AI Seminar: ML for the sciences - towards understanding

Graphic with speaker Klaus-Robert Müller

Join us for a talk by Klaus-Robert Müller, professor of computer science at Technische Universität Berlin. Everybody is welcome to attend.

Title

ML for the sciences: towards understanding 

Abstract

In recent years, machine learning (ML) and artificial intelligence (AI) methods have begun to play a more and more enabling role in the sciences and in industry. In particular, the advent of large and/or complex data corpora has given rise to new technological challenges and possibilities. In his talk, Müller will touch upon the topic of ML applications in the sciences, in particular in physics and chemistry. He will also discuss possibilities for extracting information from machine learning models to further our understanding by explaining nonlinear ML models. Finally, Müller will briefly discuss perspectives and limitations.

Bio

Klaus-Robert Müller has been a professor of computer science at Technische Universität Berlin since 2006; at the same time, he is directing rsp. co-directing the Berlin Machine Learning Center and the Berlin Big Data Center and most recently the Berlin Institute for the Foundations of Learning and Data (BIFOLD). He studied physics in Karlsruhe from 1984 to 1989 and obtained his Ph.D. degree in computer science at Technische Universität Karlsruhe in 1992.

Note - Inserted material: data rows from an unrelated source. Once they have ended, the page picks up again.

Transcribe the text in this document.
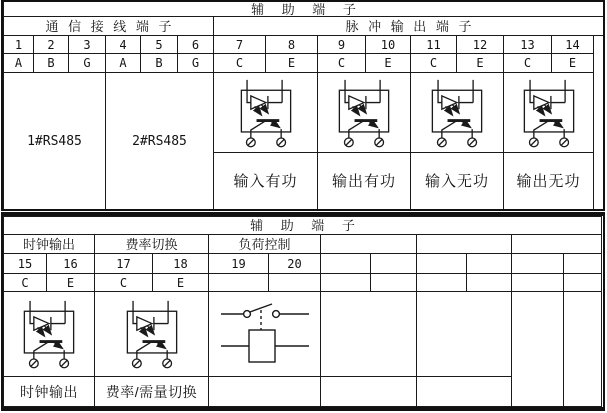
辅 助 端 子
通 信 接 线 端 子	脉 冲 输 出 端 子
1	2	3	4	5	6	7	8	9	10	11	12	13	14
A	B	G	A	B	G	C	E	C	E	C	E	C	E
1#RS485	2#RS485
输入有功	输出有功	输入无功	输出无功
辅 助 端 子
时钟输出	费率切换	负荷控制
15	16	17	18	19	20
C	E	C	E
时钟输出	费率/需量切换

After completing a postdoctoral position at GMD FIRST in Berlin, he was a research fellow at the University of Tokyo from 1994 to 1995. In 1995, he founded the Intelligent Data Analysis group at GMD-FIRST (later Fraunhofer FIRST) and directed it until 2008. From 1999 to 2006, he was a professor at the University of Potsdam. From 2012 he has been Distinguished Professor at Korea University in Seoul. In 2020/2021 he spent his sabbatical at Google Brain as a Principal Scientist. Among others, he was awarded the Olympus Prize for Pattern Recognition (1999), the SEL Alcatel Communication Award (2006), the Science Prize of Berlin by the Governing Mayor of Berlin (2014), the Vodafone Innovations Award (2017), Pattern Recognition Best Paper award (2020), Digital Signal Processing Best Paper award (2022).

In 2012, he was elected member of the German National Academy of Sciences-Leopoldina, in 2017 of the Berlin Brandenburg Academy of Sciences, in 2021 of the German National Academy of Science and Engineering and also in 2017 external scientific member of the Max Planck Society. From 2019 on he became an ISI Highly Cited researcher in the cross-disciplinary area. His research interests are intelligent data analysis and Machine Learning in the sciences (Neuroscience (specifically Brain-Computer Interfaces, Physics) Chemistry) and industry.